簡易檢索 / 詳目顯示

研究生: 郭金喜
Jin-Shea Kuo
論文名稱: 自網際網路抽取音譯詞研究
A Study on Extracting Transliterations from the Web
指導教授: 楊英魁
Ying-Kuei Yang
口試委員: 鄭伯順
Bor-Shenn Jeng
陳信希
none
梁婷
none
孫宗瀛
none
吳傳嘉
none
黎碧煌
none
學位類別: 博士
Doctor
系所名稱: 電資學院 - 電機工程系
Department of Electrical Engineering
論文出版年: 2007
畢業學年度: 95
語文別: 中文
論文頁數: 131
中文關鍵詞: 機器翻譯音譯詞組抽取非監督式學習主動式學習多面向學習混淆音矩陣機器音譯
外文關鍵詞: transliteration, transliteration extraction, multi-view learning
相關次數: 點閱:207下載:4
分享至:
查詢本校圖書館目錄 查詢臺灣博碩士論文知識加值系統 勘誤回報
  • 隨著頻繁的文化交流,外來的音譯名詞不斷的湧入各種語言之中,因此在自然語言處理 (natural language processing) 研究中,特別是在專有名詞辨識 (named entity recognition, NER) 、跨語言資訊檢索 (cross-language information retrieval, CLIR) 、機器問答 (question answering, QA) 以及機器翻譯 (machine translation, MT) 等方面,機器音譯 (machine transliteration) 都扮演著重要的角色。機器音譯研究乃是探討如何根據發音特性 (pronunciation) 將一個字詞 (word) 從一個語言翻譯至另一個語言,這種依照聲音翻譯 (translation-by-sound) 的方式簡稱為音譯。在這個研究中通常需要有大量的音譯詞組 (transliteration pairs) 做為翻譯模型訓練 (model training) 之用,因此大量的音譯詞組便成機器音譯研究中不可或缺的資源。但是要收集大量的音譯詞組則是費時費力,因此如何自動化抽取大量的音譯詞組便是本篇論文的研究重點。迅速增長的網際網路已成為世界上最大的分散式資料庫 (distributed database) 之一,因為網際網路上不斷有新的文章發表,在這些文章中有許多是翻譯自外文資料,因此有許多翻譯詞及音譯詞存在於這個巨大的非平行語料庫中。所以本篇論文希望利用這個網際網路語料庫進行音譯詞組抽取。
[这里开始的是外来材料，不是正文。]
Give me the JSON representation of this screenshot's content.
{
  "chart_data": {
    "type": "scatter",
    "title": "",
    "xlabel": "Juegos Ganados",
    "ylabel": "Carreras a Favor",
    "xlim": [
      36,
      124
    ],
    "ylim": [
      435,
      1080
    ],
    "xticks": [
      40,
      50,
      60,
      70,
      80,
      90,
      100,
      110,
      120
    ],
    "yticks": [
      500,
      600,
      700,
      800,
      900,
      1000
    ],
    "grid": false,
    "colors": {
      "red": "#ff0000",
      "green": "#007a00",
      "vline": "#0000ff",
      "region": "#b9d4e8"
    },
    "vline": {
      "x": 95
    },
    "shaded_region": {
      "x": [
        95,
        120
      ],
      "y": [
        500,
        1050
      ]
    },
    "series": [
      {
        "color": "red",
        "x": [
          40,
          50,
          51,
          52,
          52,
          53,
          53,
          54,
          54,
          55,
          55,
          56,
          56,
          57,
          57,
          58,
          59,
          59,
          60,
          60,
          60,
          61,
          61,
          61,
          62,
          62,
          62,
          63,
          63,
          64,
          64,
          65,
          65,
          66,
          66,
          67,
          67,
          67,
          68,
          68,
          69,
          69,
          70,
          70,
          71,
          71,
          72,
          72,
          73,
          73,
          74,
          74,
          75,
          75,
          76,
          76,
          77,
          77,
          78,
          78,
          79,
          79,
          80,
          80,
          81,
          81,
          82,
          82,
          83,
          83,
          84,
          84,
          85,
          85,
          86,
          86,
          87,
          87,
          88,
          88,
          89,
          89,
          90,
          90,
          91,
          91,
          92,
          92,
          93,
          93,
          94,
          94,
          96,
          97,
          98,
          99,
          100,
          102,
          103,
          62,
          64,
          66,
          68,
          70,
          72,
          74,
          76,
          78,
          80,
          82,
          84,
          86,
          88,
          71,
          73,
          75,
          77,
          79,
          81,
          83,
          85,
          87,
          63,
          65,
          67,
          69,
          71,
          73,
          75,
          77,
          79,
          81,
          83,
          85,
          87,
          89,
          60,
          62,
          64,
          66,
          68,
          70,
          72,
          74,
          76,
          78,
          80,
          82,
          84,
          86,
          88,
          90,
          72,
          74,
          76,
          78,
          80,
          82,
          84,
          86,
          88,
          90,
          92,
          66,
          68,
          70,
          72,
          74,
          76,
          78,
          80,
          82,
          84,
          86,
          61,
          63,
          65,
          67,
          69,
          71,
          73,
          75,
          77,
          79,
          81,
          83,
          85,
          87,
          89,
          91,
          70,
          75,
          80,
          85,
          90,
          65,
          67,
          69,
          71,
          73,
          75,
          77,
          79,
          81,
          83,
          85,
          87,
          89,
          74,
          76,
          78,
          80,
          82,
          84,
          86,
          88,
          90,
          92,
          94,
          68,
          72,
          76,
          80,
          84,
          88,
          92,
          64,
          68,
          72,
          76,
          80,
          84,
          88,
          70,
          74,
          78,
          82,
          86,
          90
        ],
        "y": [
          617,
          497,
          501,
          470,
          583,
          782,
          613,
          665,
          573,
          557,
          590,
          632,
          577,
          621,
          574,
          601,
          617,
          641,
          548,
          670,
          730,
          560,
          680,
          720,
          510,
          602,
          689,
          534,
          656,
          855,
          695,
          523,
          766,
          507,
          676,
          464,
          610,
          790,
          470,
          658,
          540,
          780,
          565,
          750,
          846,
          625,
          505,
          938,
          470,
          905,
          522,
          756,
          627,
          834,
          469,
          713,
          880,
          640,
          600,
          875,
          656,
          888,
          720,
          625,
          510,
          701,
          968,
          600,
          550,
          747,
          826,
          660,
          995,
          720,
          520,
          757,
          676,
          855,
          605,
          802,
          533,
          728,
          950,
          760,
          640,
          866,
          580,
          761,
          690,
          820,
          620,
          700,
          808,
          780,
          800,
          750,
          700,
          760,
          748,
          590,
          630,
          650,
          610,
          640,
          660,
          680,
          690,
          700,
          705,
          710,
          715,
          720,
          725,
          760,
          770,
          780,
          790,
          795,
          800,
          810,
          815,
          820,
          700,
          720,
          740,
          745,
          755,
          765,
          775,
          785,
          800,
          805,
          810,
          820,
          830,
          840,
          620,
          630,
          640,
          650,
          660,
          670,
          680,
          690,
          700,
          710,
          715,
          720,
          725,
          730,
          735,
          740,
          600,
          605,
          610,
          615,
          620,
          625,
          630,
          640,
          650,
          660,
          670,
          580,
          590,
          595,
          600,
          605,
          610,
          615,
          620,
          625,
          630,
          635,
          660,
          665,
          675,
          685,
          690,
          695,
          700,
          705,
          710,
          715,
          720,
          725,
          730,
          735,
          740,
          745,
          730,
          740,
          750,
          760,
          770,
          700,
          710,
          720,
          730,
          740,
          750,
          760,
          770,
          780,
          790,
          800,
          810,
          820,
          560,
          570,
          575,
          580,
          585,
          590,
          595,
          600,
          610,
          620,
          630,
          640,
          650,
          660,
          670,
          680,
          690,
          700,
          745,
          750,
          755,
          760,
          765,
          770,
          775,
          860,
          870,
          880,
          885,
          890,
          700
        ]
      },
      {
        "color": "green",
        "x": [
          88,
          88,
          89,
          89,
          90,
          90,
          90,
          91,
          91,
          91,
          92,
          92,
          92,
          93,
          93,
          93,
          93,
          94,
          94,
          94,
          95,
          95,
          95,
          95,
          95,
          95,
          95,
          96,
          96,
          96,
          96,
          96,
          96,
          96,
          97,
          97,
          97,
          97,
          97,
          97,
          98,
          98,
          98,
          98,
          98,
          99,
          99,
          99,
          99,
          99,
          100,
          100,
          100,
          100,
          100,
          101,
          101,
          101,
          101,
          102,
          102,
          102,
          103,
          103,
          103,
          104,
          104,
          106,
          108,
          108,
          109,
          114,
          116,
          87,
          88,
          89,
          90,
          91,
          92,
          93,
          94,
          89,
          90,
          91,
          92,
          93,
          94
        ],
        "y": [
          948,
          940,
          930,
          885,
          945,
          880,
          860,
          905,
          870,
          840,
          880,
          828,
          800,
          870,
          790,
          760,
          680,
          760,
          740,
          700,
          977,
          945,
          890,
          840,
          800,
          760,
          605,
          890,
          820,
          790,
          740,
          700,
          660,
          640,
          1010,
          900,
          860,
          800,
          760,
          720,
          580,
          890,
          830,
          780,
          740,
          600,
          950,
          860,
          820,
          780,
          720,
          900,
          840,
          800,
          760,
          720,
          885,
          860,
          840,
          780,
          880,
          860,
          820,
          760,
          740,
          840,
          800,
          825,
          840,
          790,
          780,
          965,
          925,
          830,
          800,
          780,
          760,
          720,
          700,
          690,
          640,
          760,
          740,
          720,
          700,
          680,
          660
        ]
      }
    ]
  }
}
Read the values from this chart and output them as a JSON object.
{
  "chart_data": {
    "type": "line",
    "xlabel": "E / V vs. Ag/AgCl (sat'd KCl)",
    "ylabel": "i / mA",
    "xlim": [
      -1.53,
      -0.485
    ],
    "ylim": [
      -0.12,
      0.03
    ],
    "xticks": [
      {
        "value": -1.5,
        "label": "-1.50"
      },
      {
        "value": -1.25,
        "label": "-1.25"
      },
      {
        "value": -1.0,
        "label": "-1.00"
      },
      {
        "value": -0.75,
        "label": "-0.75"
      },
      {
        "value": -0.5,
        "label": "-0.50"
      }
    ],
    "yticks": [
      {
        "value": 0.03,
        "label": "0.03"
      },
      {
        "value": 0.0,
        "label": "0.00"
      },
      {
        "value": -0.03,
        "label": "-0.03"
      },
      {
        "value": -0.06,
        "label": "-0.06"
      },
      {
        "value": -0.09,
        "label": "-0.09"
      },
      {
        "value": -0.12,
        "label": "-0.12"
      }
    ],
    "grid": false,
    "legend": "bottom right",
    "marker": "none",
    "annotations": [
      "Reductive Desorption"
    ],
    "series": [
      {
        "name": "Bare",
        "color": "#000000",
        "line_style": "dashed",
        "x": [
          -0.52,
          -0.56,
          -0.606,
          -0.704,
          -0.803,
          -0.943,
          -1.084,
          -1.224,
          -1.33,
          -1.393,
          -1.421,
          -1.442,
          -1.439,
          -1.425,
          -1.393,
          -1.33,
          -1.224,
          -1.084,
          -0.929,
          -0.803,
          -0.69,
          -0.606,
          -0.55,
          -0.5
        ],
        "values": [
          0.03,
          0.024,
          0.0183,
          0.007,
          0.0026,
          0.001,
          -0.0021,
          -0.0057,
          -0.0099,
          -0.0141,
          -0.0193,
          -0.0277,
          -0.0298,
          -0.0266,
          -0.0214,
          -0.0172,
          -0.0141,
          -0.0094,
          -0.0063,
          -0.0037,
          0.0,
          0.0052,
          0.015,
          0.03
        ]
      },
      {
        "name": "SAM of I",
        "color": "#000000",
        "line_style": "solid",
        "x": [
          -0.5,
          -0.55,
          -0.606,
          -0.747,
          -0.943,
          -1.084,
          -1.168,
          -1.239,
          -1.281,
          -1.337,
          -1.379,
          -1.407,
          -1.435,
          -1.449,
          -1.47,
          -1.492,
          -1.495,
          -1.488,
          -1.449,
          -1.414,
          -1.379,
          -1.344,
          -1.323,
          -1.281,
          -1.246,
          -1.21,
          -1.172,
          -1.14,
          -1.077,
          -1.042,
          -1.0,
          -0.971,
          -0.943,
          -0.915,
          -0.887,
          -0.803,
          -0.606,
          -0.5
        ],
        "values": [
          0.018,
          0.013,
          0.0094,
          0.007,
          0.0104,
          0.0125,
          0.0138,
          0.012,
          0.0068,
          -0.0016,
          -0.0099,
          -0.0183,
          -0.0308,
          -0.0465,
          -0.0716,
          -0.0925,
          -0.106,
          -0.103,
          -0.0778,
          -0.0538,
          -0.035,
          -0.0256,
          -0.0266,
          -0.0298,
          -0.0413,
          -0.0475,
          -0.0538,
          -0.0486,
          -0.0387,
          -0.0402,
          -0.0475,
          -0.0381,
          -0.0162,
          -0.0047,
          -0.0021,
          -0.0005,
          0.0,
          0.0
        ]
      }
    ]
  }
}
    本篇論文提出三種自動學習架構 (learning framework) 來處理自網際網路中自動抽取 (automatic extraction) 音譯詞組的問題。在自動抽取過程中可以透過中英文字詞間的音相似度模型 (phonetic similarity model, PSM) 來計算音相似度,這裡所指的音相似度模型包含混淆音矩陣 (confusion matrix) 及中文 n-gram 語言模型 (Chinese n-gram language model) 。使用這個音相似度模型,音譯詞組自動抽取過程變成包含有『辨識 (recognition) 』及『驗證 (validation) 』兩個步驟:首先,在辨識過程,先找出一個英文字,然後在英文字附近的上下文語境 (context) 中找出其最有可能的中文候選詞 (candidate) ;其次在驗證過程中,經由假設檢驗 (hypothesis test) 來篩選 (select) 候選詞,以確認最後可能的音譯詞。在論文中還針對用以評量效能的音譯詞組集合進行了統計分析,以便對音譯的特性有更進一步了解,進而更準確的模型化 (model) 音譯規則,從而改善音譯詞組自動抽取的效能,。
    在自動學習架構中,首先對開發語料庫 (development corpus) 進行監督式學習 (supervised learning) 和非監督式學習 (unsupervised learning) 的音譯詞組自動抽取。在監督式學習下利用 PSM 模型可得到 F-measure 為 0.739 的實驗結果,與利用語言學規則所得到的效能 (F-measure 0.20) 相比,利用 PSM 模型所得到的高出許多,此結果確認了使用 PSM 模型的可能性;而利用語音自動辨識所產生的混淆音矩陣 (confusion matrix) 來初始化 PSM 模型,使用這個 PSM 模型在一個小量的網際網路語料庫中進行音譯詞組抽取,在非監督式學習下可以得到與監督式學習非常接近的結果,這確認了可將此種PSM 模型運用於網際網路的環境下進行音譯詞組抽取。
    然後,本篇論文運用主動式學習 (active learning) 方法於音譯詞組自動抽取,以期能在沒有外在知識如語音自動辨識資料的情況下能改善效能。主動學習方法可以主動篩選最富有資訊的樣本以供學習,而不是只有被動學習所取得的樣本。從實驗結果中發現,在使用最有效的策略時,主動式學習可達到 F-measure 為 0.722 的結果,而相較於監督式學習而言卻可減少 90.2% 的樣本標記 (labeling)。最後,本篇論文還使用多面向式學習 (multi-view learning) 方法,以便進一步改善效能和減輕人工標記的必要性。在非監督方式下以 Co-training 和 Co-EM (expectation maximization) 兩種策略從網際網路上進行音譯詞組自動抽取,其中最有效的設定可達到 F-measure 為 0.727 。透過這些學習方法,可以快速地自網際網路上建立所需要的音譯詞詞典。


    Machine transliteration or phonetic transcription plays an important role in the study of natural language processing on topics such as named entity recognition (NER), cross-language information retrieval (CLIR), question answering (QA) and machine translation (MT). It is a process of translating a word in one language into another language by preserving its pronunciation in the original language, otherwise known as translation-by-sound. A collection of transliterations are important to the study of machine transliteration; however, it is time-consuming and labor-intensive to construct such a corpus.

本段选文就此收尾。